WNST
- Towson, Maryland; United States;
- Broadcast area: Baltimore metropolitan area
- Frequency: 1570 kHz
- Branding: Baltimore's Local Sports Voice

Programming
- Language: English
- Format: Sports radio

Ownership
- Owner: Nestor Aparicio; (Nasty 1570 Sports, LLC);

History
- First air date: 1955
- Former call signs: WTOW (1955–1958); WAQE (1958–1967); WTOW (1967–1986); WFEL (1986–1993); WKDB (1993–1999);
- Call sign meaning: Ravens' Nest or; Nasty; We Never Stop Talking;

Technical information
- Licensing authority: FCC
- Facility ID: 25523
- Class: B
- Power: 5,000 watts (day); 237 watts (night);

Links
- Public license information: Public file; LMS;
- Webcast: Listen live
- Website: www.wnst.net

= WNST =

Sports radio station serving the Baltimore, Maryland area

WNST (1570 kHz) is a sports radio station located in Towson, Maryland, near Baltimore.
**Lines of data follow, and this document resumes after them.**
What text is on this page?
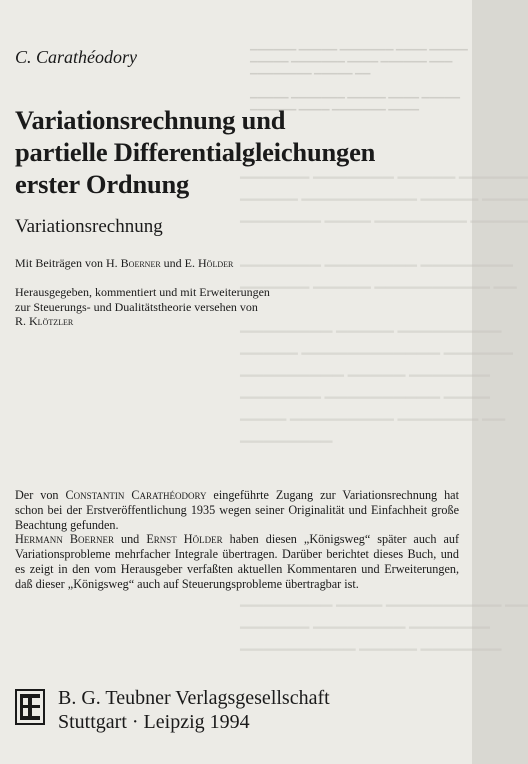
▁▁▁▁▁▁ ▁▁▁▁▁ ▁▁▁▁▁▁▁ ▁▁▁▁ ▁▁▁▁▁
▁▁▁▁▁ ▁▁▁▁▁▁▁ ▁▁▁▁ ▁▁▁▁▁▁ ▁▁▁
▁▁▁▁▁▁▁▁ ▁▁▁▁▁ ▁▁
▁▁▁▁▁ ▁▁▁▁▁▁▁ ▁▁▁▁▁ ▁▁▁▁ ▁▁▁▁▁
▁▁▁▁▁▁ ▁▁▁▁ ▁▁▁▁▁▁▁ ▁▁▁▁
▁▁▁▁▁▁ ▁▁▁▁▁▁▁ ▁▁▁▁▁ ▁▁▁▁▁▁
▁▁▁▁▁ ▁▁▁▁▁▁▁▁▁▁ ▁▁▁▁▁ ▁▁▁▁
▁▁▁▁▁▁▁ ▁▁▁▁ ▁▁▁▁▁▁▁▁ ▁▁▁▁▁
▁▁▁▁▁▁▁ ▁▁▁▁▁▁▁▁ ▁▁▁▁▁▁▁▁
▁▁▁▁▁▁ ▁▁▁▁▁ ▁▁▁▁▁▁▁▁▁▁ ▁▁
▁▁▁▁▁▁▁▁ ▁▁▁▁▁ ▁▁▁▁▁▁▁▁▁
▁▁▁▁▁ ▁▁▁▁▁▁▁▁▁▁▁▁ ▁▁▁▁▁▁
▁▁▁▁▁▁▁▁▁ ▁▁▁▁▁ ▁▁▁▁▁▁▁
▁▁▁▁▁▁▁ ▁▁▁▁▁▁▁▁▁▁ ▁▁▁▁
▁▁▁▁ ▁▁▁▁▁▁▁▁▁ ▁▁▁▁▁▁▁ ▁▁
▁▁▁▁▁▁▁▁
▁▁▁▁▁▁▁▁ ▁▁▁▁ ▁▁▁▁▁▁▁▁▁▁ ▁▁
▁▁▁▁▁▁ ▁▁▁▁▁▁▁▁ ▁▁▁▁▁▁▁
▁▁▁▁▁▁▁▁▁▁ ▁▁▁▁▁ ▁▁▁▁▁▁▁
C. Carathéodory
Variationsrechnung und
partielle Differentialgleichungen
erster Ordnung
Variationsrechnung
Mit Beiträgen von H. Boerner und E. Hölder
Herausgegeben, kommentiert und mit Erweiterungen
zur Steuerungs- und Dualitätstheorie versehen von
R. Klötzler

Der von Constantin Carathéodory eingeführte Zugang zur Variationsrechnung hat schon bei der Erstveröffentlichung 1935 wegen seiner Originalität und Einfachheit große Beachtung gefunden.

Hermann Boerner und Ernst Hölder haben diesen „Königsweg“ später auch auf Variationsprobleme mehrfacher Integrale übertragen. Darüber berichtet dieses Buch, und es zeigt in den vom Herausgeber verfaßten aktuellen Kommentaren und Erweiterungen, daß dieser „Königsweg“ auch auf Steuerungsprobleme übertragbar ist.

B. G. Teubner Verlagsgesellschaft
Stuttgart · Leipzig 1994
It is owned and operated by local sports media personality Nestor Aparicio through Nasty 1570 Sports, LLC.

WNST was the first 24-hour all sports radio station in Baltimore. The station features local programming from 6:00 a.m. to 8:00 pm. Monday - Friday. When the local programming is not on the air, there is a live feed of Fox Sports Radio.
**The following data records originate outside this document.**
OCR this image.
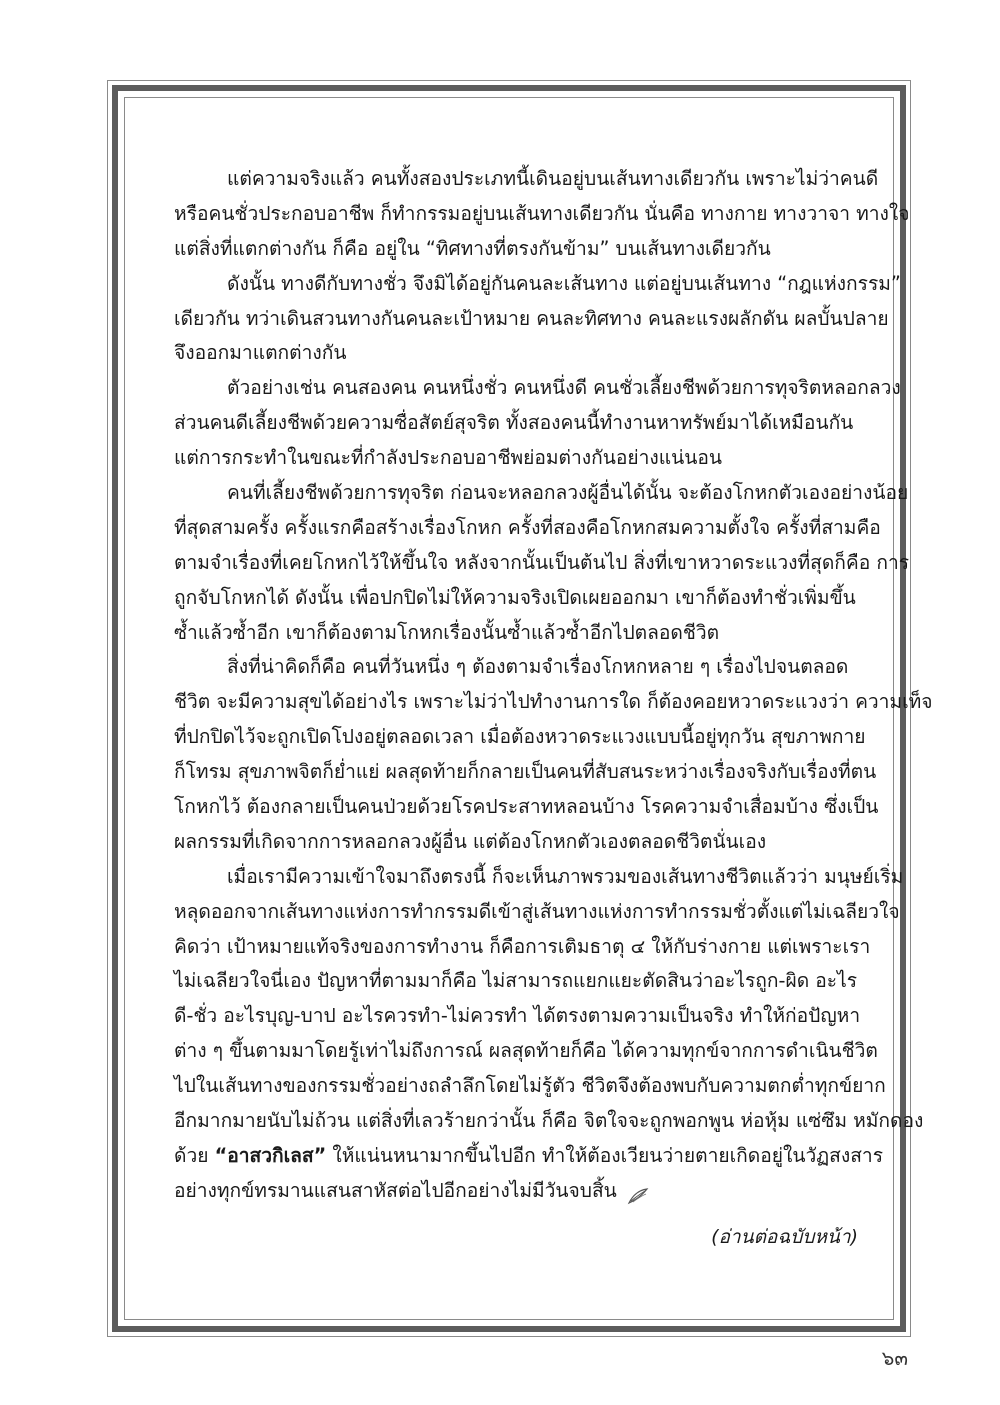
แต่ความจริงแล้ว คนทั้งสองประเภทนี้เดินอยู่บนเส้นทางเดียวกัน เพราะไม่ว่าคนดี
หรือคนชั่วประกอบอาชีพ ก็ทำกรรมอยู่บนเส้นทางเดียวกัน นั่นคือ ทางกาย ทางวาจา ทางใจ
แต่สิ่งที่แตกต่างกัน ก็คือ อยู่ใน “ทิศทางที่ตรงกันข้าม” บนเส้นทางเดียวกัน
ดังนั้น ทางดีกับทางชั่ว จึงมิได้อยู่กันคนละเส้นทาง แต่อยู่บนเส้นทาง “กฎแห่งกรรม”
เดียวกัน ทว่าเดินสวนทางกันคนละเป้าหมาย คนละทิศทาง คนละแรงผลักดัน ผลบั้นปลาย
จึงออกมาแตกต่างกัน
ตัวอย่างเช่น คนสองคน คนหนึ่งชั่ว คนหนึ่งดี คนชั่วเลี้ยงชีพด้วยการทุจริตหลอกลวง
ส่วนคนดีเลี้ยงชีพด้วยความซื่อสัตย์สุจริต ทั้งสองคนนี้ทำงานหาทรัพย์มาได้เหมือนกัน
แต่การกระทำในขณะที่กำลังประกอบอาชีพย่อมต่างกันอย่างแน่นอน
คนที่เลี้ยงชีพด้วยการทุจริต ก่อนจะหลอกลวงผู้อื่นได้นั้น จะต้องโกหกตัวเองอย่างน้อย
ที่สุดสามครั้ง ครั้งแรกคือสร้างเรื่องโกหก ครั้งที่สองคือโกหกสมความตั้งใจ ครั้งที่สามคือ
ตามจำเรื่องที่เคยโกหกไว้ให้ขึ้นใจ หลังจากนั้นเป็นต้นไป สิ่งที่เขาหวาดระแวงที่สุดก็คือ การ
ถูกจับโกหกได้ ดังนั้น เพื่อปกปิดไม่ให้ความจริงเปิดเผยออกมา เขาก็ต้องทำชั่วเพิ่มขึ้น
ซ้ำแล้วซ้ำอีก เขาก็ต้องตามโกหกเรื่องนั้นซ้ำแล้วซ้ำอีกไปตลอดชีวิต
สิ่งที่น่าคิดก็คือ คนที่วันหนึ่ง ๆ ต้องตามจำเรื่องโกหกหลาย ๆ เรื่องไปจนตลอด
ชีวิต จะมีความสุขได้อย่างไร เพราะไม่ว่าไปทำงานการใด ก็ต้องคอยหวาดระแวงว่า ความเท็จ
ที่ปกปิดไว้จะถูกเปิดโปงอยู่ตลอดเวลา เมื่อต้องหวาดระแวงแบบนี้อยู่ทุกวัน สุขภาพกาย
ก็โทรม สุขภาพจิตก็ย่ำแย่ ผลสุดท้ายก็กลายเป็นคนที่สับสนระหว่างเรื่องจริงกับเรื่องที่ตน
โกหกไว้ ต้องกลายเป็นคนป่วยด้วยโรคประสาทหลอนบ้าง โรคความจำเสื่อมบ้าง ซึ่งเป็น
ผลกรรมที่เกิดจากการหลอกลวงผู้อื่น แต่ต้องโกหกตัวเองตลอดชีวิตนั่นเอง
เมื่อเรามีความเข้าใจมาถึงตรงนี้ ก็จะเห็นภาพรวมของเส้นทางชีวิตแล้วว่า มนุษย์เริ่ม
หลุดออกจากเส้นทางแห่งการทำกรรมดีเข้าสู่เส้นทางแห่งการทำกรรมชั่วตั้งแต่ไม่เฉลียวใจ
คิดว่า เป้าหมายแท้จริงของการทำงาน ก็คือการเติมธาตุ ๔ ให้กับร่างกาย แต่เพราะเรา
ไม่เฉลียวใจนี่เอง ปัญหาที่ตามมาก็คือ ไม่สามารถแยกแยะตัดสินว่าอะไรถูก-ผิด อะไร
ดี-ชั่ว อะไรบุญ-บาป อะไรควรทำ-ไม่ควรทำ ได้ตรงตามความเป็นจริง ทำให้ก่อปัญหา
ต่าง ๆ ขึ้นตามมาโดยรู้เท่าไม่ถึงการณ์ ผลสุดท้ายก็คือ ได้ความทุกข์จากการดำเนินชีวิต
ไปในเส้นทางของกรรมชั่วอย่างถลำลึกโดยไม่รู้ตัว ชีวิตจึงต้องพบกับความตกต่ำทุกข์ยาก
อีกมากมายนับไม่ถ้วน แต่สิ่งที่เลวร้ายกว่านั้น ก็คือ จิตใจจะถูกพอกพูน ห่อหุ้ม แซ่ซึม หมักดอง
ด้วย “อาสวกิเลส” ให้แน่นหนามากขึ้นไปอีก ทำให้ต้องเวียนว่ายตายเกิดอยู่ในวัฏสงสาร
อย่างทุกข์ทรมานแสนสาหัสต่อไปอีกอย่างไม่มีวันจบสิ้น
(อ่านต่อฉบับหน้า)
๖๓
WNST ignited a debate in the Baltimore area by arranging a "Free the Birds" rally at Camden Yards to protest the ownership of the Orioles by Peter Angelos. The rally took place on September 21, 2006, during a make-up game against the Detroit Tigers.
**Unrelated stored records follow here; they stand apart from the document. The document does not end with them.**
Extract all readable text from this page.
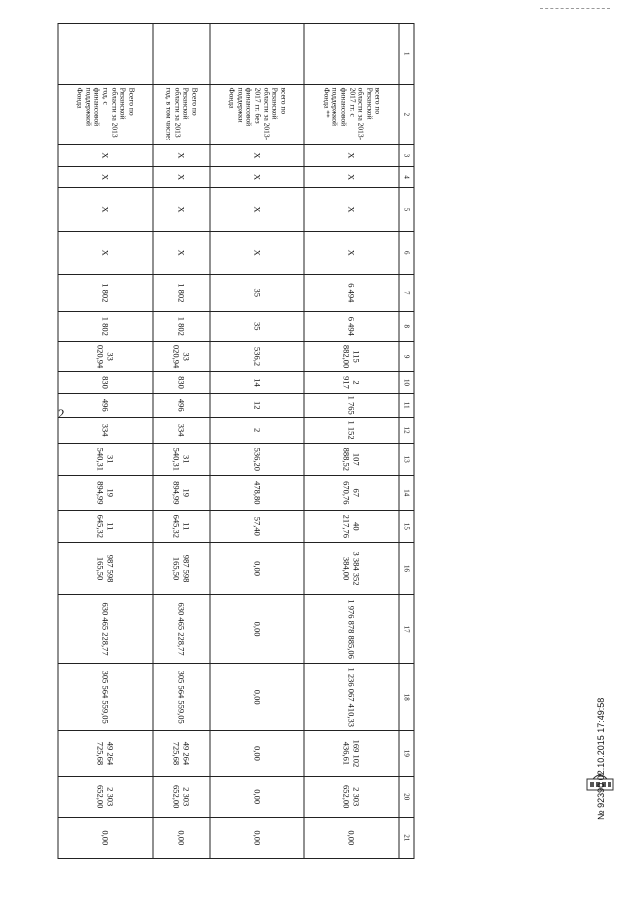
2
1	2	3	4	5	6	7	8	9	10	11	12	13	14	15	16	17	18	19	20	21
	всего по Рязанской области за 2013-2017 гг. с финансовой поддержкой Фонда **	X	X	X	X	6 494	6 494	115 882,00	2 917	1 765	1 152	107 888,52	67 670,76	40 217,76	3 384 352 384,00	1 976 878 885,06	1 236 067 410,33	169 102 436,61	2 303 652,00	0,00
	всего по Рязанской области за 2013-2017 гг. без финансовой поддержки Фонда	X	X	X	X	35	35	536,2	14	12	2	536,20	478,80	57,40	0,00	0,00	0,00	0,00	0,00	0,00
	Всего по Рязанской области за 2013 год, в том числе:	X	X	X	X	1 802	1 802	33 020,94	830	496	334	31 540,31	19 894,99	11 645,32	987 598 165,50	630 465 228,77	305 564 559,05	49 264 725,68	2 303 652,00	0,00
	Всего по Рязанской области за 2013 год, с финансовой поддержкой Фонда	X	X	X	X	1 802	1 802	33 020,94	830	496	334	31 540,31	19 894,99	11 645,32	987 598 165,50	630 465 228,77	305 564 559,05	49 264 725,68	2 303 652,00	0,00
№ 92390 02.10.2015 17:49:58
On March 30, 2011, it was reported that Jen Royle, a Baltimore sports reporter for WJZ-FM (105.7) filed a $800,000 defamation suit against Aparicio and two WNST hosts, Glenn Clark and Drew Forrester. Royle, who also worked for MASN, claims that Aparicio and the WNST hosts hurt her reputation with damaging statements about her professional and personal life. Aparicio's lawyer said the accusations are "baseless", and Aparicio denied wrongdoing in a blog entry. Royle later dropped the lawsuit.